Halaman rumah sudah mulai
penuh dengan para pelayat, meski jenazah Ketua RT, belum juga datang dari Rumah
Sakit.
“Kang Noto! Dipanggil
Ustaz Sopyan!” teriak lelaki yang mengenakan batik lengan panjang.
Kuswanoto berjalan jemawa
menuju deret kursi paling belakang.
“Saya cuma mau bertanya?
Bagaimana kejadiannya?” tanya Ustaz Sopyan, sesampainya Kuswanoto dan duduk di
kursi sebelah kanan.
“Yo tenan Kok eg, mosok
tak gawe-gawe.” (Ya benar ya, masak saya buat-buat.)
Seketika beberapa
bapak-bapak berkumpul, ingin mendengarkan cerita sebenarnya dari Kuswanoto yang
menlihat kejadian itu.
“Awakku ngisi bengsin to
neng warunge Wakijo, lha Pak Rete lewat, ngwebut, wuss!” (Saya mengisi bensin
di warungnya Wakijo, la Pak Rete lewat, ngebut, wuss!) Kuswanoto menggerakkan
tangan dengan cepat, gambaran betapa kebutnya kendaraan yang dimaksud.
“awakku to wes weroh nek
iku Pak Rete,” (Saya sih sudah tahu kalau itu Pak Rete,) imbuh Kuswanoto,
bercerita.
“Terus ada mobil apa motor
di jalan itu Kang?” tanya Pardi memasang wajah penasaran.
“Gak onok,” (Tidak ada,)
jawab Kuswanoto.
“Terus ... terus,” sela Birin
menggeser kursi.
“Yo terus onok suara
gedubrak.” (Ya terus ada suara gebrak.) Kuswanoto mengusap kumis tebalnya.

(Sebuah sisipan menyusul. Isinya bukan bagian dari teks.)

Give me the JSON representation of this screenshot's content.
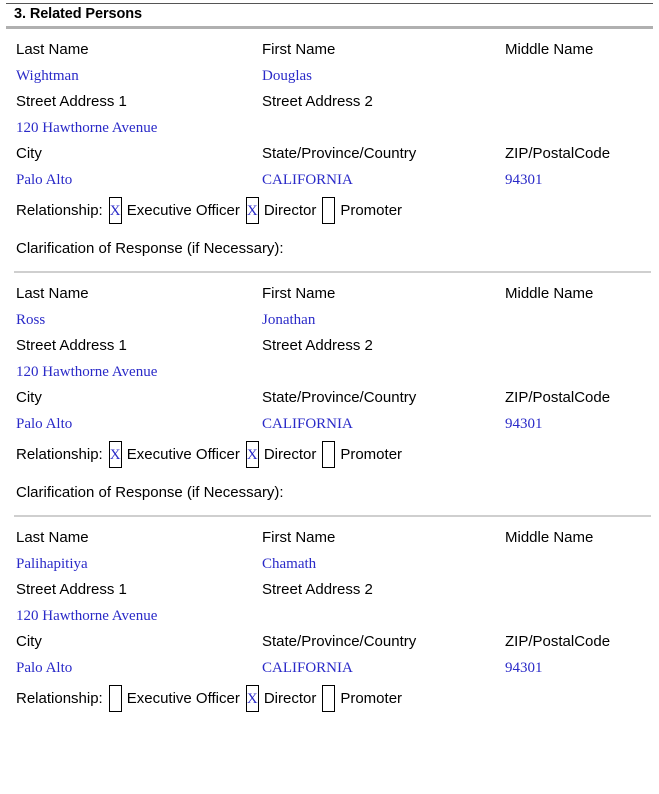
{
  "section": {
    "number": "3.",
    "title": "3. Related Persons"
  },
  "labels": {
    "last_name": "Last Name",
    "first_name": "First Name",
    "middle_name": "Middle Name",
    "street_address_1": "Street Address 1",
    "street_address_2": "Street Address 2",
    "city": "City",
    "state_province_country": "State/Province/Country",
    "zip_postal_code": "ZIP/PostalCode",
    "relationship": "Relationship:",
    "executive_officer": "Executive Officer",
    "director": "Director",
    "promoter": "Promoter",
    "clarification": "Clarification of Response (if Necessary):"
  },
  "colors": {
    "value_blue": "#2a2ac8",
    "label_black": "#000000",
    "divider_gray": "#cfcfcf",
    "header_rule_gray": "#b0b0b0"
  },
  "checkbox_marks": {
    "checked": "X",
    "unchecked": ""
  },
  "persons": [
    {
      "last_name": "Wightman",
      "first_name": "Douglas",
      "middle_name": "",
      "street_address_1": "120 Hawthorne Avenue",
      "street_address_2": "",
      "city": "Palo Alto",
      "state_province_country": "CALIFORNIA",
      "zip_postal_code": "94301",
      "relationship": {
        "executive_officer": "X",
        "director": "X",
        "promoter": ""
      },
      "clarification_value": ""
    },
    {
      "last_name": "Ross",
      "first_name": "Jonathan",
      "middle_name": "",
      "street_address_1": "120 Hawthorne Avenue",
      "street_address_2": "",
      "city": "Palo Alto",
      "state_province_country": "CALIFORNIA",
      "zip_postal_code": "94301",
      "relationship": {
        "executive_officer": "X",
        "director": "X",
        "promoter": ""
      },
      "clarification_value": ""
    },
    {
      "last_name": "Palihapitiya",
      "first_name": "Chamath",
      "middle_name": "",
      "street_address_1": "120 Hawthorne Avenue",
      "street_address_2": "",
      "city": "Palo Alto",
      "state_province_country": "CALIFORNIA",
      "zip_postal_code": "94301",
      "relationship": {
        "executive_officer": "",
        "director": "X",
        "promoter": ""
      },
      "clarification_value": ""
    }
  ]
}
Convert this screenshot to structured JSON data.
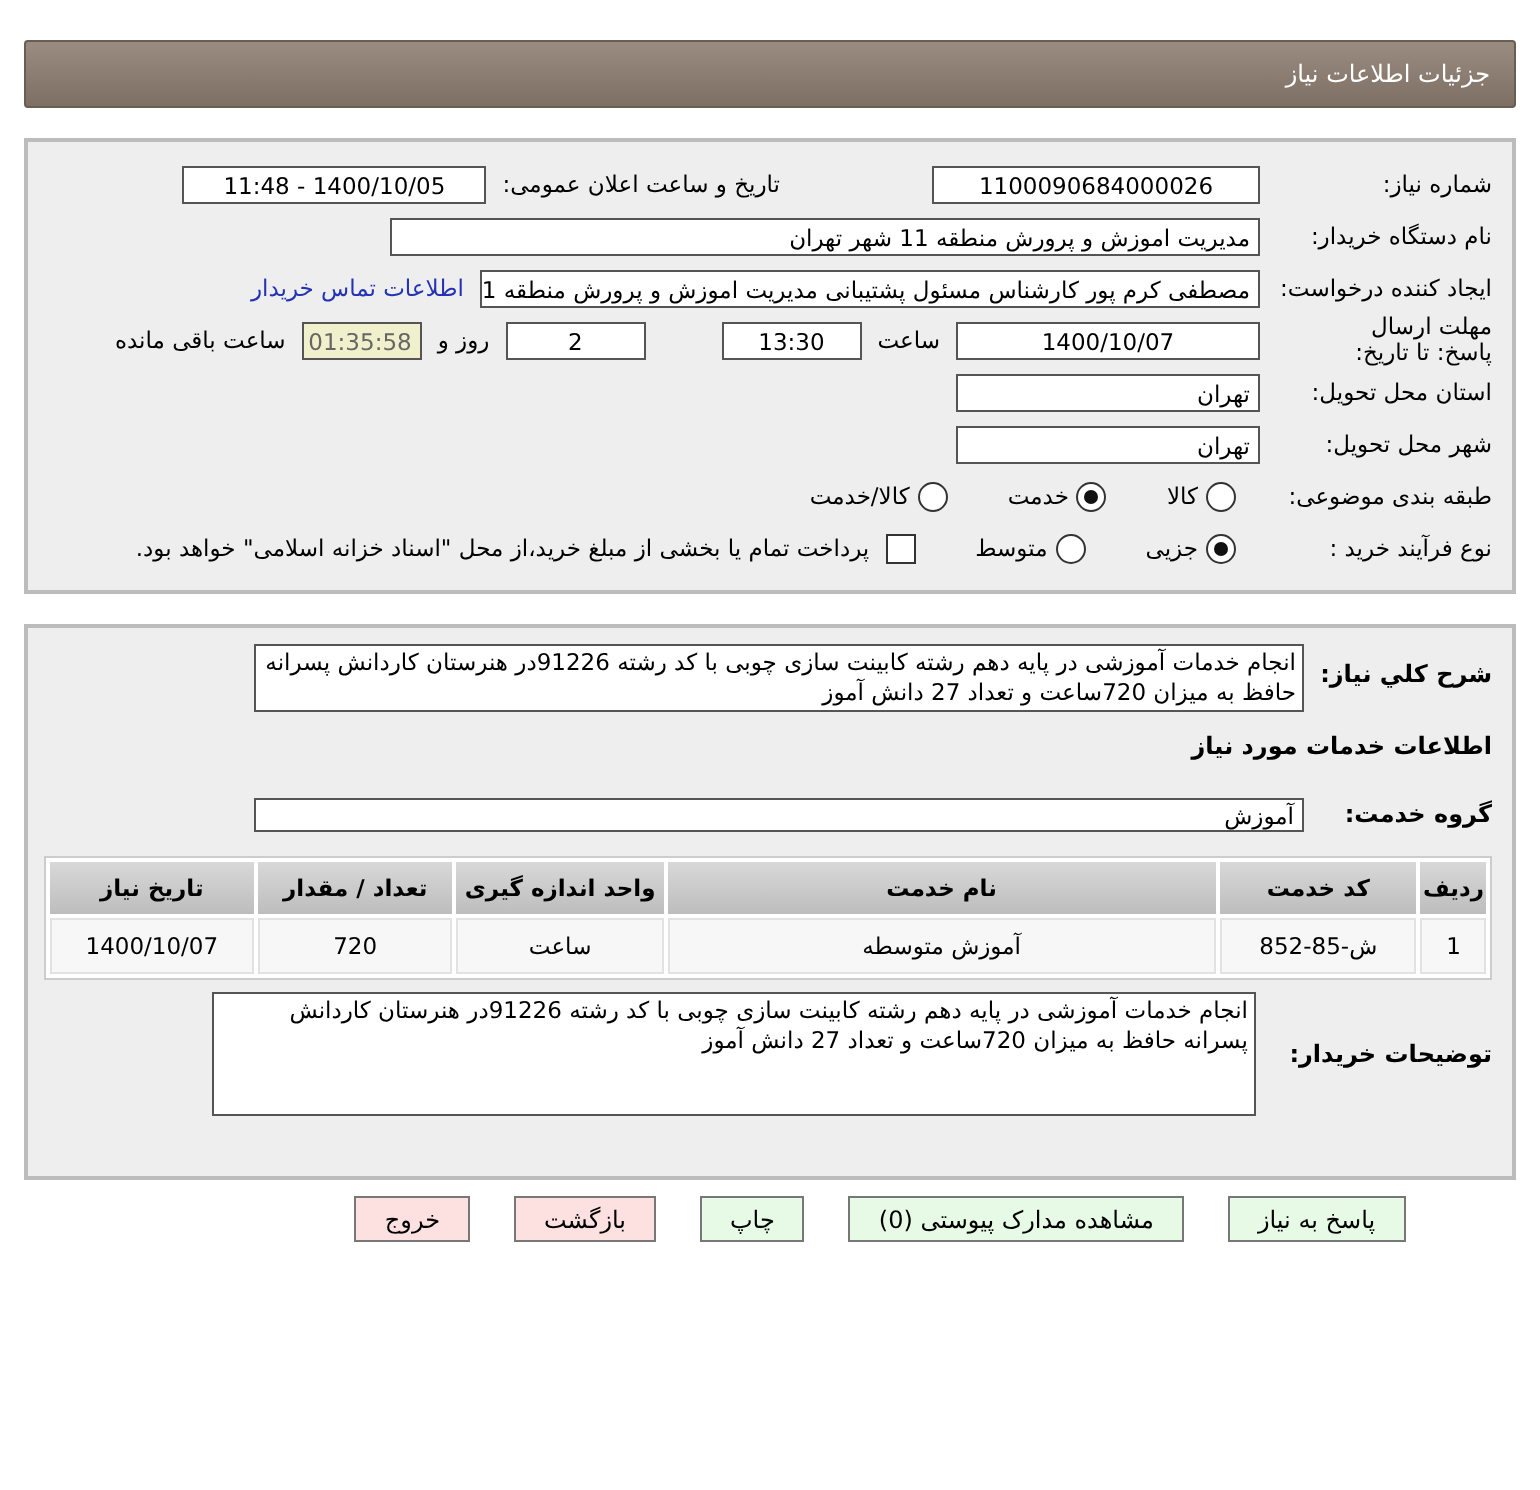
{
  "header": {
    "title": "جزئیات اطلاعات نیاز"
  },
  "need_info": {
    "need_number": {
      "label": "شماره نیاز:",
      "value": "1100090684000026"
    },
    "announce": {
      "label": "تاریخ و ساعت اعلان عمومی:",
      "value": "1400/10/05 - 11:48"
    },
    "buyer_org": {
      "label": "نام دستگاه خریدار:",
      "value": "مدیریت اموزش و پرورش منطقه 11 شهر تهران"
    },
    "requester": {
      "label": "ایجاد کننده درخواست:",
      "value": "مصطفی  کرم پور  کارشناس مسئول پشتیبانی مدیریت اموزش و پرورش منطقه 1",
      "link": "اطلاعات تماس خریدار"
    },
    "deadline": {
      "label": "مهلت ارسال پاسخ: تا تاریخ:",
      "date": "1400/10/07",
      "time_label": "ساعت",
      "time": "13:30",
      "days": "2",
      "days_label": "روز و",
      "remaining": "01:35:58",
      "remaining_label": "ساعت باقی مانده"
    },
    "province": {
      "label": "استان محل تحویل:",
      "value": "تهران"
    },
    "city": {
      "label": "شهر محل تحویل:",
      "value": "تهران"
    },
    "category": {
      "label": "طبقه بندی موضوعی:",
      "options": [
        {
          "label": "کالا",
          "selected": false
        },
        {
          "label": "خدمت",
          "selected": true
        },
        {
          "label": "کالا/خدمت",
          "selected": false
        }
      ]
    },
    "process": {
      "label": "نوع فرآیند خرید :",
      "options": [
        {
          "label": "جزیی",
          "selected": true
        },
        {
          "label": "متوسط",
          "selected": false
        }
      ],
      "payment": {
        "checked": false,
        "label": "پرداخت تمام یا بخشی از مبلغ خرید،از محل \"اسناد خزانه اسلامی\" خواهد بود."
      }
    }
  },
  "details": {
    "description": {
      "label": "شرح کلي نياز:",
      "value": "انجام خدمات آموزشی در پایه دهم رشته کابینت سازی چوبی  با کد رشته 91226در هنرستان کاردانش پسرانه حافظ به میزان 720ساعت و تعداد 27 دانش آموز"
    },
    "services_title": "اطلاعات خدمات مورد نیاز",
    "service_group": {
      "label": "گروه خدمت:",
      "value": "آموزش"
    },
    "table": {
      "columns": [
        "ردیف",
        "کد خدمت",
        "نام خدمت",
        "واحد اندازه گیری",
        "تعداد / مقدار",
        "تاریخ نیاز"
      ],
      "rows": [
        [
          "1",
          "ش-85-852",
          "آموزش متوسطه",
          "ساعت",
          "720",
          "1400/10/07"
        ]
      ]
    },
    "buyer_notes": {
      "label": "توضیحات خریدار:",
      "value": "انجام خدمات آموزشی در پایه دهم رشته کابینت سازی چوبی  با کد رشته 91226در هنرستان کاردانش پسرانه حافظ به میزان 720ساعت و تعداد 27 دانش آموز"
    }
  },
  "buttons": [
    {
      "label": "پاسخ به نیاز",
      "kind": "normal"
    },
    {
      "label": "مشاهده مدارک پیوستی (0)",
      "kind": "normal"
    },
    {
      "label": "چاپ",
      "kind": "normal"
    },
    {
      "label": "بازگشت",
      "kind": "danger"
    },
    {
      "label": "خروج",
      "kind": "danger"
    }
  ]
}
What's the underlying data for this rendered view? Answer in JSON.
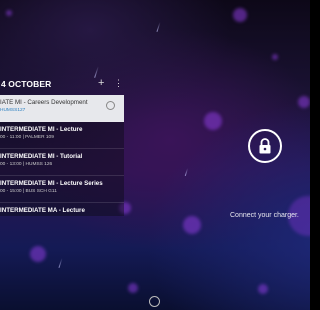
{
  "calendar": {
    "date_header": "4 OCTOBER",
    "add_icon": "plus-icon",
    "menu_icon": "overflow-menu-icon",
    "events": [
      {
        "title": "IATE MI - Careers Development",
        "meta": "HUMSS127",
        "highlighted": true
      },
      {
        "title": "INTERMEDIATE MI - Lecture",
        "meta": "00 - 11:00 | PALMER 109",
        "highlighted": false
      },
      {
        "title": "INTERMEDIATE MI - Tutorial",
        "meta": "00 - 13:00 | HUMSS 126",
        "highlighted": false
      },
      {
        "title": "INTERMEDIATE MI - Lecture Series",
        "meta": "00 - 15:00 | BUS SCH G11",
        "highlighted": false
      },
      {
        "title": "INTERMEDIATE MA - Lecture",
        "meta": "",
        "highlighted": false
      }
    ]
  },
  "lockscreen": {
    "lock_icon": "lock-icon",
    "charger_message": "Connect your charger."
  },
  "nav": {
    "home_icon": "home-circle-icon"
  },
  "colors": {
    "highlight_bg": "#e7e8ec",
    "meta_link": "#2a7fc0",
    "bokeh": "#8c3cdc"
  }
}
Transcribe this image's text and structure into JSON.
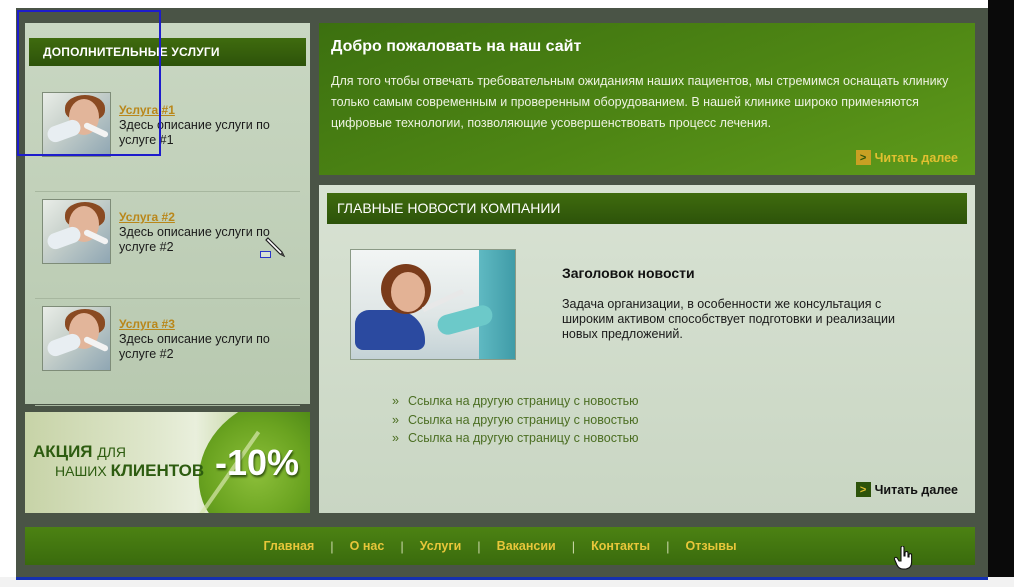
{
  "sidebar": {
    "header": "ДОПОЛНИТЕЛЬНЫЕ УСЛУГИ",
    "items": [
      {
        "title": "Услуга #1",
        "description": "Здесь описание услуги по услуге #1"
      },
      {
        "title": "Услуга #2",
        "description": "Здесь описание услуги по услуге #2"
      },
      {
        "title": "Услуга #3",
        "description": "Здесь описание услуги по услуге #2"
      }
    ]
  },
  "promo": {
    "word1": "АКЦИЯ",
    "word2": "ДЛЯ",
    "word3": "НАШИХ",
    "word4": "КЛИЕНТОВ",
    "discount": "-10%"
  },
  "welcome": {
    "title": "Добро пожаловать на наш сайт",
    "text": "Для того чтобы отвечать требовательным ожиданиям наших пациентов, мы стремимся оснащать клинику только самым современным и проверенным оборудованием. В нашей клинике широко применяются цифровые технологии, позволяющие усовершенствовать процесс лечения.",
    "more_label": "Читать далее"
  },
  "news": {
    "header": "ГЛАВНЫЕ НОВОСТИ КОМПАНИИ",
    "title": "Заголовок новости",
    "text": "Задача организации, в особенности же консультация с широким активом способствует подготовки и реализации новых предложений.",
    "links": [
      "Ссылка на другую страницу с новостью",
      "Ссылка на другую страницу с новостью",
      "Ссылка на другую страницу с новостью"
    ],
    "more_label": "Читать далее"
  },
  "footer": {
    "nav": [
      "Главная",
      "О нас",
      "Услуги",
      "Вакансии",
      "Контакты",
      "Отзывы"
    ]
  },
  "colors": {
    "accent_gold": "#e8c63a",
    "brand_green": "#3f6b0e",
    "link_green": "#4b6e22"
  },
  "icons": {
    "arrow": ">",
    "bullet": "»"
  }
}
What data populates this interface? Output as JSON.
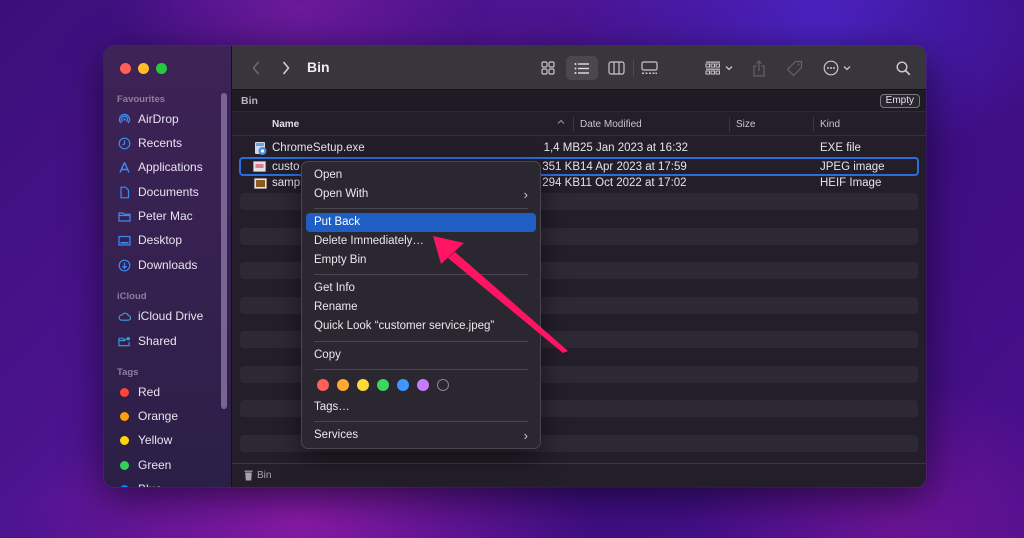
{
  "window": {
    "title": "Bin",
    "traffic_lights": [
      {
        "name": "close",
        "color": "#ff5f57"
      },
      {
        "name": "minimize",
        "color": "#febc2e"
      },
      {
        "name": "zoom",
        "color": "#28c840"
      }
    ]
  },
  "sidebar": {
    "favourites_label": "Favourites",
    "favourites": [
      {
        "label": "AirDrop",
        "icon": "airdrop-icon"
      },
      {
        "label": "Recents",
        "icon": "clock-icon"
      },
      {
        "label": "Applications",
        "icon": "applications-icon"
      },
      {
        "label": "Documents",
        "icon": "document-icon"
      },
      {
        "label": "Peter Mac",
        "icon": "folder-icon"
      },
      {
        "label": "Desktop",
        "icon": "desktop-icon"
      },
      {
        "label": "Downloads",
        "icon": "download-icon"
      }
    ],
    "icloud_label": "iCloud",
    "icloud": [
      {
        "label": "iCloud Drive",
        "icon": "cloud-icon"
      },
      {
        "label": "Shared",
        "icon": "shared-folder-icon"
      }
    ],
    "tags_label": "Tags",
    "tags": [
      {
        "label": "Red",
        "color": "#ff453a"
      },
      {
        "label": "Orange",
        "color": "#ff9f0a"
      },
      {
        "label": "Yellow",
        "color": "#ffd60a"
      },
      {
        "label": "Green",
        "color": "#30d158"
      },
      {
        "label": "Blue",
        "color": "#0a84ff"
      }
    ]
  },
  "toolbar": {
    "title": "Bin",
    "view_modes": [
      "icon-view",
      "list-view",
      "column-view",
      "gallery-view"
    ],
    "active_view": "list-view"
  },
  "pathbar": {
    "label": "Bin",
    "empty_button": "Empty"
  },
  "columns": {
    "name": "Name",
    "date": "Date Modified",
    "size": "Size",
    "kind": "Kind"
  },
  "files": [
    {
      "name": "ChromeSetup.exe",
      "date": "25 Jan 2023 at 16:32",
      "size": "1,4 MB",
      "kind": "EXE file",
      "selected": false
    },
    {
      "name": "custo",
      "date": "14 Apr 2023 at 17:59",
      "size": "351 KB",
      "kind": "JPEG image",
      "selected": true
    },
    {
      "name": "samp",
      "date": "11 Oct 2022 at 17:02",
      "size": "294 KB",
      "kind": "HEIF Image",
      "selected": false
    }
  ],
  "footer": {
    "label": "Bin"
  },
  "context_menu": {
    "items": [
      {
        "label": "Open"
      },
      {
        "label": "Open With",
        "submenu": true
      },
      {
        "label": "Put Back",
        "highlighted": true
      },
      {
        "label": "Delete Immediately…"
      },
      {
        "label": "Empty Bin"
      },
      {
        "label": "Get Info"
      },
      {
        "label": "Rename"
      },
      {
        "label": "Quick Look “customer service.jpeg”"
      },
      {
        "label": "Copy"
      },
      {
        "label": "Tags…"
      },
      {
        "label": "Services",
        "submenu": true
      }
    ],
    "submenu_glyph": "›",
    "tag_colors": [
      "#ff5f57",
      "#ffa933",
      "#ffd93a",
      "#3ed460",
      "#3d97ff",
      "#c67bff",
      "none"
    ]
  },
  "annotation": {
    "arrow_color": "#ff1464"
  }
}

“Sudah begitu saja?” tanya
Kohar.
“Yo ngono, e ....” (Ya
begitu, e ....) Kuswanoto mengerutkan dahi.
“Tetapi benar itu Pak RT?”
kejar Mugiono.
“Ladalah! Awakmu kabeh iki
takok opo kate interogasi awakku to!” (Ya ampun! Kalian semua ini bertanya atau
menginterogasi saya to!)
“Ya bukannya begitu Kang,
siapa tahu cerita Panjenengan itu tidak valid,” tutur Samamudin.
“Wes to, gak sue neh pesti
onok mobil ambulans teko, wes gek ndang disiapno kabeh.” (Sudah ya, tidak lama
lagi pasti ada mobil ambulans datang, sudah sana disiapkan semua.)
“Itu benar Pak RT, apa
Njenengan tahu dan menolongnya?” kejar Samamudin yang mengenakan arloji kerepyak.
“Koen gak percoyo ambi
awakku tah!” (Kamu tak percaya denganku apa!) Kuswanoto mulai meradang.
“Sudah, sudah, tidak
pantas berbicara keras di suasana berduka seperti ini,” kata Ustaz Sopyan,
terdengar lembut, mengingatkan Kuswanoto.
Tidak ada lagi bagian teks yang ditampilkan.